Today was already going to be a big day if you're a fan of Microsoft. The Windows 10 Fall Creators Update came out, and Windows Mixed Reality headsets started shipping. But the thing about that is that none of its Surface devices have the hardware to power a solid virtual reality experience...until now.
That's right; the firm had a surprise up its sleeve, announcing the Surface Book 2, which now comes in 13- and 15-inch flavors. The original Surface Book was introduced over two years ago, and while it was long overdue for a refresh - other than the slight GPU bump it got last year with the Performance Base - rumors were that we wouldn't see the Surface Book 2 until 2018.
But the new models are far more powerful. Starting with the 13-inch Surface Book 2, you'll now have an option for an Nvidia GTX 1050 GPU and an eighth-generation Intel Core i7, which is quad-core. Microsoft says that its three times more powerful than its predecessor.
There's a bit of a catch there though. As with the original, the dGPU is optional and doesn't come in the base model, but it's also worth noting that the Core i5 chips used are actually seventh-generation, which means that they're dual-core.
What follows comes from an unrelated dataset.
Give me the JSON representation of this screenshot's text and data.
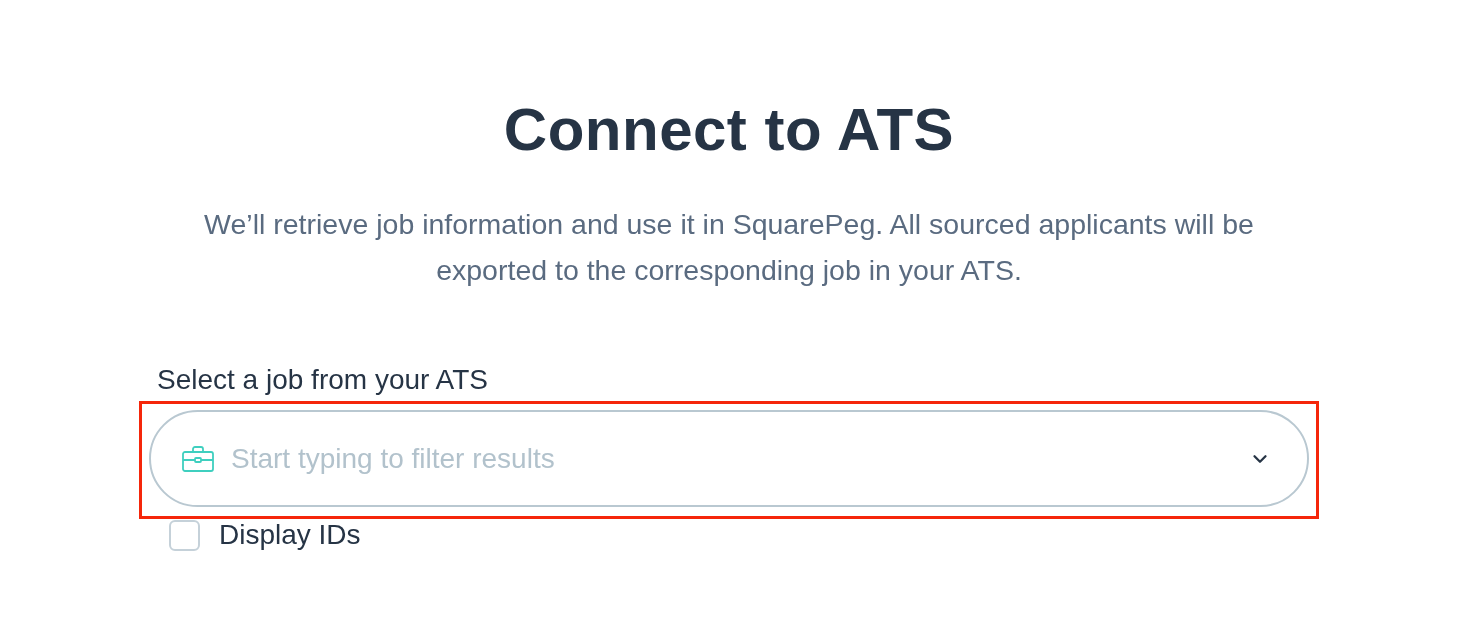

If you usually don't upgrade to an i7 thinking that it's a minor upgrade, that theory certainly doesn't apply here, and models with the dGPU start at $1,999.
Another thing that's cool about the 13-inch variant is that there's no fan in the top part of the PC. Microsoft did this with the i5 variant of the Surface Pro, but now it's able to do so with a quad-core i7.
But the 15-inch Surface Book 2 is the real beast of the pair, coming with an Nvidia GeForce GTX 1060 GPU. With the 15-inch variant, there's no option for integrated graphics, and no Core i5 option, so this one starts at $2,499.
With that extra performance that comes from the GTX 1060, Microsoft says that the 15-inch Book 2 is five times more powerful than the original Surface Book. There is a fan in the larger one though, as it needs to dissipate 20W instead of 15W.
USB Type-C enthusiasts will be, well, sort of happy to hear that there's now a port on the device for it, on both models. The bad news is that it's USB 3.1 Gen 1, rather than Thunderbolt 3, meaning that the port will support transfer rates of 5Gbps instead of 40Gbps.
Of course, it still has the Surface Connect port, which is also USB 3.1 Gen 1, and you can use that or the Type-C port for charging. In other words, if you're unsure about what kind of performance that you can expect from the Type-C port, it's exactly the same as every Surface Connect port ever.
For the display, Microsoft is sticking to what it's been doing, which is a 267ppi PixelSense display. Obviously, that adds up to a higher resolution on the larger model.
For those that were hoping for a cellular model like Microsoft did with the Surface Pro, you're out of luck. The firm says that there's no LTE model planned.
The Surface Book 2 will be available on November 16 with pre-orders beginning on the 9th; the 13-inch model starting at $1,499, the 13-inch model with dGPU starting at $1,999, and the 15-inch model starting at $2,499.